More evidence that this was the Economist office appeared in the Nelson Daily News of Nov. 17, 1906: “Yesterday Edward Kerr completed the purchase of a lot on Vernon street, immediately west of the Economist office … This lot purchased gives Mr. Kerr the four lots from the northeast corner of Vernon and Hall streets on two of which are the Occidental and Home Temperance hotels.”
(The hotels were later combined into a single hotel known as the Occidental, later renamed the Civic, and today Finley’s Bar and Grill.)
After the Economist folded in 1906, what became of its building?
According to a statement of significance produced in 2020, ownership passed in 1908 to David’s brother Robert. The 1913 civic directory said 709 Vernon was vacant, although a Spencer Rose was living in the rear. In 1914, 709 Vernon was home to George Adamson (former proprietor of the Occidental and Home Temperance hotels) and Robert Carley. In 1915, Adamson was still living there but Robert had moved out.
The Nelson Economist office is seen in July 1914, during the Chahko-Mika celebration. Courtesy Touchstones Nelson 1988-004-001
The backside of the Economist office is seen at centre (along with its outhouse) in this detail from a ca. 1899 panorama that belongs to Doug Jones.
As of 1925, Achaties Towner was living there.
In 1929, former Lakeview Hotel proprietor Antonio Gallicano bought the building and turned the building into a cigar store. He received a plumbing permit for the shop in 1930 and a second permit for a residence at the same location in 1931. Gallicano ran the shop through at least 1932.
In 1935, carpenter Jonas E. Williamson bought the building and split it into apartments. According to the statement of significance, other noteworthy residents included Karen Clark, one of the first female employees at Palm Dairies, and longtime Bowladrome proprietor Earl Strommes, who lived there in the late 1960s.
The Economist office is seen during a Midsummer Bonspiel Parade, sometime after 1953. It has not changed very much since. Art Stevens photo, courtesy Touchstones Nelson 2008-023-950
It was only around 1995 that the building was converted back to commercial purposes. It was home to Cottonwood Falls Animal Clinic until 2011. Now the Nelson CARES Society’s seniors transportation co-ordinator and age friendly community initiative is on the main floor while Cake Betty is on the lower, rear side.
While I haven’t looked too deeply into the history of the neighbouring building at 711 Vernon, it’s worth mentioning as it has been similarly neglected as a heritage site.

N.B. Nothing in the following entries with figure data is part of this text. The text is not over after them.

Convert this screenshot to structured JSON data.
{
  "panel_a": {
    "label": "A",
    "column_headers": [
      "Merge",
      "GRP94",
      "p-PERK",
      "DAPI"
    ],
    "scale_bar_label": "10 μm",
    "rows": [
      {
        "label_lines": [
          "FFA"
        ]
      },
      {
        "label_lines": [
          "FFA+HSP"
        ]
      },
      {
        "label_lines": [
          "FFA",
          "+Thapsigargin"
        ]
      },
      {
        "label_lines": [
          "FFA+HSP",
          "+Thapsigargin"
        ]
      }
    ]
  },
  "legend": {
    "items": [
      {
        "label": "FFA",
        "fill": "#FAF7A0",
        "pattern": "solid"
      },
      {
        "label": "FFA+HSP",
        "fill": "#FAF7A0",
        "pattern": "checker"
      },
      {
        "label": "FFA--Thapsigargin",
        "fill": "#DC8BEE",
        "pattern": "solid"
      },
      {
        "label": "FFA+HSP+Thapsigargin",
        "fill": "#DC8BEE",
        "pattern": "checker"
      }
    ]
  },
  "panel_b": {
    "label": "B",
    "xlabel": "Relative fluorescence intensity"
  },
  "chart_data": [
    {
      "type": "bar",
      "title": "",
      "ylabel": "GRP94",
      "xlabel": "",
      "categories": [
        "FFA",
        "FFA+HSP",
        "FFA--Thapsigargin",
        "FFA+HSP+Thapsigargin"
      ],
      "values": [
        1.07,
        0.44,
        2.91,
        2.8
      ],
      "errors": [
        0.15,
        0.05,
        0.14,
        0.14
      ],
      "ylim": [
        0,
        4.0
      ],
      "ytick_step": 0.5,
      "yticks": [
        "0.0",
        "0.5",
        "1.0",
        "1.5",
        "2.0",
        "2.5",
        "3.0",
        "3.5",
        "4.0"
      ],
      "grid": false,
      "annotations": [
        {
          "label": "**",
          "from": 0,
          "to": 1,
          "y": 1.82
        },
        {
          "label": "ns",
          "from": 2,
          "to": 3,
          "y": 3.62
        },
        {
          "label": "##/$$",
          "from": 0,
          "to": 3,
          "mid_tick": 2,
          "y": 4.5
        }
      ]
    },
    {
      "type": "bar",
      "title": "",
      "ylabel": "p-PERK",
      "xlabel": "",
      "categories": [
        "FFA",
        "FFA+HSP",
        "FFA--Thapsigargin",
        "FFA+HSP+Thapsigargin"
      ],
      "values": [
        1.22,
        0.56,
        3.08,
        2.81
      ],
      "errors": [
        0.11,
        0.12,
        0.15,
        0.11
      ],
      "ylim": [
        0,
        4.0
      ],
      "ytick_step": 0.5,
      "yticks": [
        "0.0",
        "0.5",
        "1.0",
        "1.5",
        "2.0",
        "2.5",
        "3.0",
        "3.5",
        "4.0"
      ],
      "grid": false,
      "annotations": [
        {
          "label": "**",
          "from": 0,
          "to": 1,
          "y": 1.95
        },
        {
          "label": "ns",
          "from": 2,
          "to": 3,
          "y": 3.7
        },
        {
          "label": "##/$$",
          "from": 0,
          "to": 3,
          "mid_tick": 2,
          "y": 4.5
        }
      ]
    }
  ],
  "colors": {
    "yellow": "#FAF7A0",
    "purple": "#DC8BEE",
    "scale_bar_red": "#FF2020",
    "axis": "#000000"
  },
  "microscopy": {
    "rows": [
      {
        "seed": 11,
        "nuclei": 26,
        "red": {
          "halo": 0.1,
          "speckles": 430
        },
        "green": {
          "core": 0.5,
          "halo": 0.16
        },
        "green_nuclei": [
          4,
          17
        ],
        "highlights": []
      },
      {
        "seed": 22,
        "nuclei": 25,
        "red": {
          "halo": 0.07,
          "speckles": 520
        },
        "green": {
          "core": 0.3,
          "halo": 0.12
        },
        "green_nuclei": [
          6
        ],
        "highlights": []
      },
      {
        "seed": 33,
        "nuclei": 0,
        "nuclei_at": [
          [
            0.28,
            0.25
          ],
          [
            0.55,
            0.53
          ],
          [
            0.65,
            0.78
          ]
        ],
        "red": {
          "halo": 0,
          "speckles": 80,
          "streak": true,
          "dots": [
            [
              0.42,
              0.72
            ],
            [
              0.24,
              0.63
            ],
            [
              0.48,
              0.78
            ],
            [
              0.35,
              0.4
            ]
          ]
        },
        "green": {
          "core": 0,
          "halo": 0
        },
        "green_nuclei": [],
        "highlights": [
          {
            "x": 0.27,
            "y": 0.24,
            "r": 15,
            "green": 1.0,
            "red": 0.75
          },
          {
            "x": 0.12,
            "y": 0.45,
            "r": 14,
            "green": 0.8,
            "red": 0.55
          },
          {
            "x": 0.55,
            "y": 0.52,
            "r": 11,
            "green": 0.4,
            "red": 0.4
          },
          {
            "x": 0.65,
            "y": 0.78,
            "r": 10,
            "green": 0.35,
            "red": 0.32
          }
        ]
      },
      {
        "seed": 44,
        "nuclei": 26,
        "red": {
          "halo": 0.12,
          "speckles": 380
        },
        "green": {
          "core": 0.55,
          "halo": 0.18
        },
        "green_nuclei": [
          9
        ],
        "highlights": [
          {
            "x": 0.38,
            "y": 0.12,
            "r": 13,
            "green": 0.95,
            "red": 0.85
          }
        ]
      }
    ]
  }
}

BC Assessment says it was built in 1909 while Nelson: A Proposal for Urban Heritage Conservation gives its construction date as ca. 1900-10 and its style as “commercial false front” but no indication of its original use. It shows up pencilled in on the 1899 fire insurance map on Lot 19, indicating it was built sometime after that.

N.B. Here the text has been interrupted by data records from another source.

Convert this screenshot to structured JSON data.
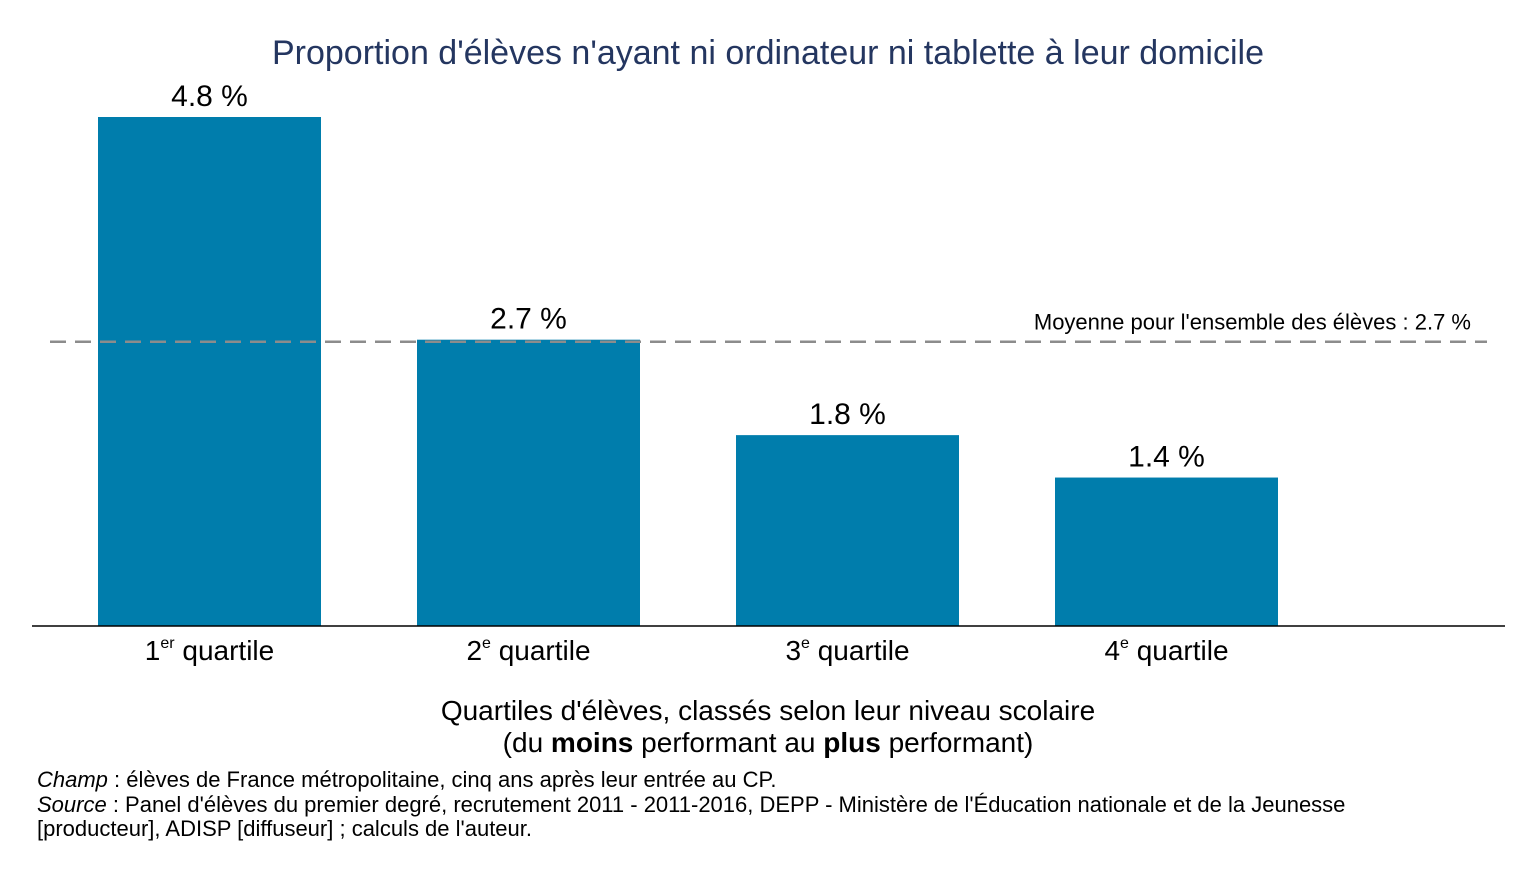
{
  "chart_data": {
    "type": "bar",
    "title": "Proportion d'élèves n'ayant ni ordinateur ni tablette à leur domicile",
    "categories": [
      {
        "num": "1",
        "sup": "er",
        "text": "quartile"
      },
      {
        "num": "2",
        "sup": "e",
        "text": "quartile"
      },
      {
        "num": "3",
        "sup": "e",
        "text": "quartile"
      },
      {
        "num": "4",
        "sup": "e",
        "text": "quartile"
      }
    ],
    "values": [
      4.8,
      2.7,
      1.8,
      1.4
    ],
    "data_labels": [
      "4.8 %",
      "2.7 %",
      "1.8 %",
      "1.4 %"
    ],
    "ylim": [
      0,
      4.8
    ],
    "grid": false,
    "reference_line": {
      "value": 2.7,
      "label": "Moyenne pour l'ensemble des élèves : 2.7 %",
      "style": "dashed",
      "color": "#8c8c8c"
    },
    "xlabel_line1": "Quartiles d'élèves, classés selon leur niveau scolaire",
    "xlabel_line2": [
      {
        "text": "(du ",
        "bold": false
      },
      {
        "text": "moins",
        "bold": true
      },
      {
        "text": " performant au ",
        "bold": false
      },
      {
        "text": "plus",
        "bold": true
      },
      {
        "text": " performant)",
        "bold": false
      }
    ],
    "colors": {
      "bar": "#007dac",
      "title": "#243660",
      "text": "#000000"
    }
  },
  "footnotes": {
    "champ_label": "Champ",
    "champ_text": " : élèves de France métropolitaine, cinq ans après leur entrée au CP.",
    "source_label": "Source",
    "source_text": " : Panel d'élèves du premier degré, recrutement 2011 - 2011-2016, DEPP - Ministère de l'Éducation nationale et de la Jeunesse",
    "source_text2": "[producteur], ADISP [diffuseur] ; calculs de l'auteur."
  }
}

This ad appeared in the Daily News of March 28, 1908: “If you want any building or repair work, phone A122 and estimates on contracts of jobbing will be cheerfully furnished by McDonald and Williams. Shop 711 Vernon St., near Exhibition building. PO Box 367.”

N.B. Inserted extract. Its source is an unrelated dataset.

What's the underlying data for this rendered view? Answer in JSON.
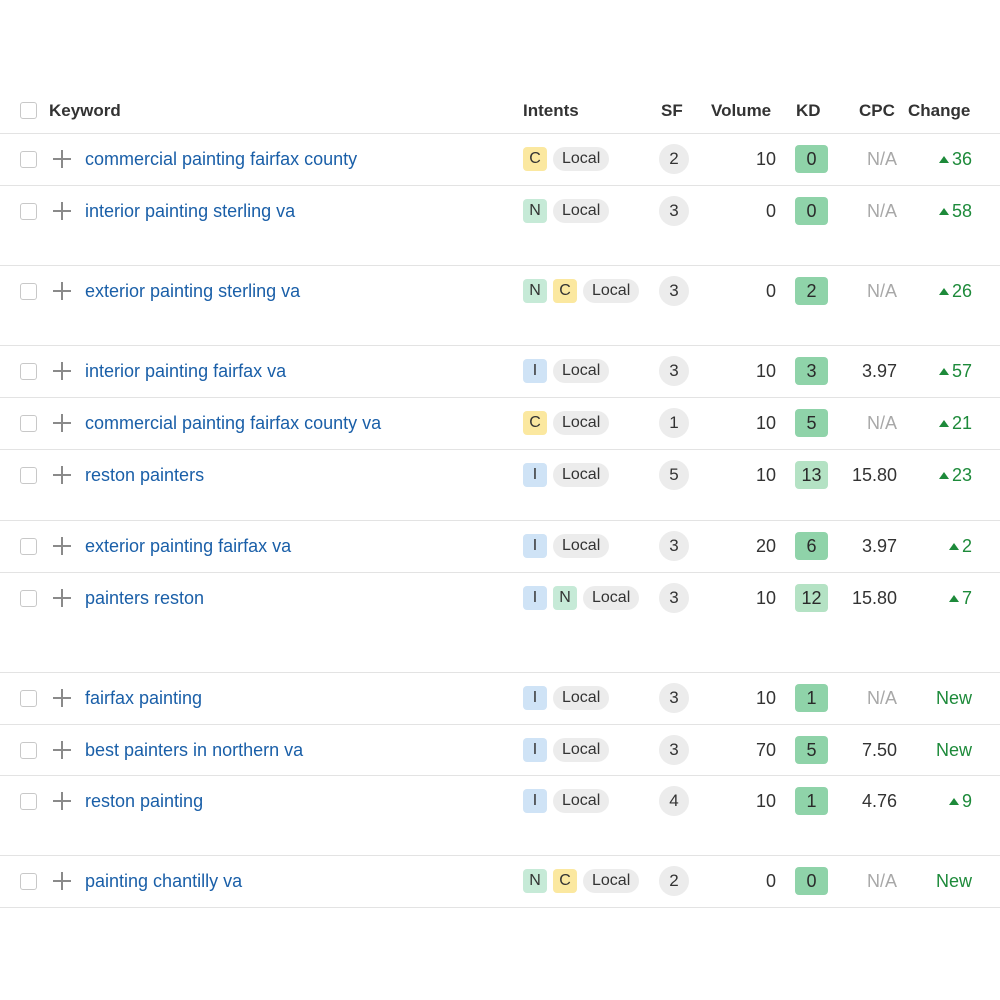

The 1910 civic directory didn’t list a Williams, but R.D. McDonald, contractor and builder, was now doing business at the corner of Ward and Front. Dominic Maglio was issued a plumbing permit for a home on Lot 19 on April 14, 1909. I am guessing he built the present building, which took the place of the McDonald and Williams shop.
In 1913 and 1914, 711 Vernon was listed in the civic directory as the Nelson Club Cigar Co. (so it turns out 709 and 711 Vernon both had turns as cigar shops). It was vacant in 1915.
Michael Ero received three plumbing permits in 1940-41 to turn the building into apartments. It was still an apartment building as of 1989. A sign that only disappeared a few years ago called it Cleveland Manor, but I don’t know where that name came from.
It was home to the Nelson Cancer Society until 2000. It has now been a barber shop for more than a decade, formerly the Lil Lid Shop and now the Windsor.
Updated on June 10, 2020 to add the 1914 and 1950s photos and on June 17, 2020 to add details from the statement of significance.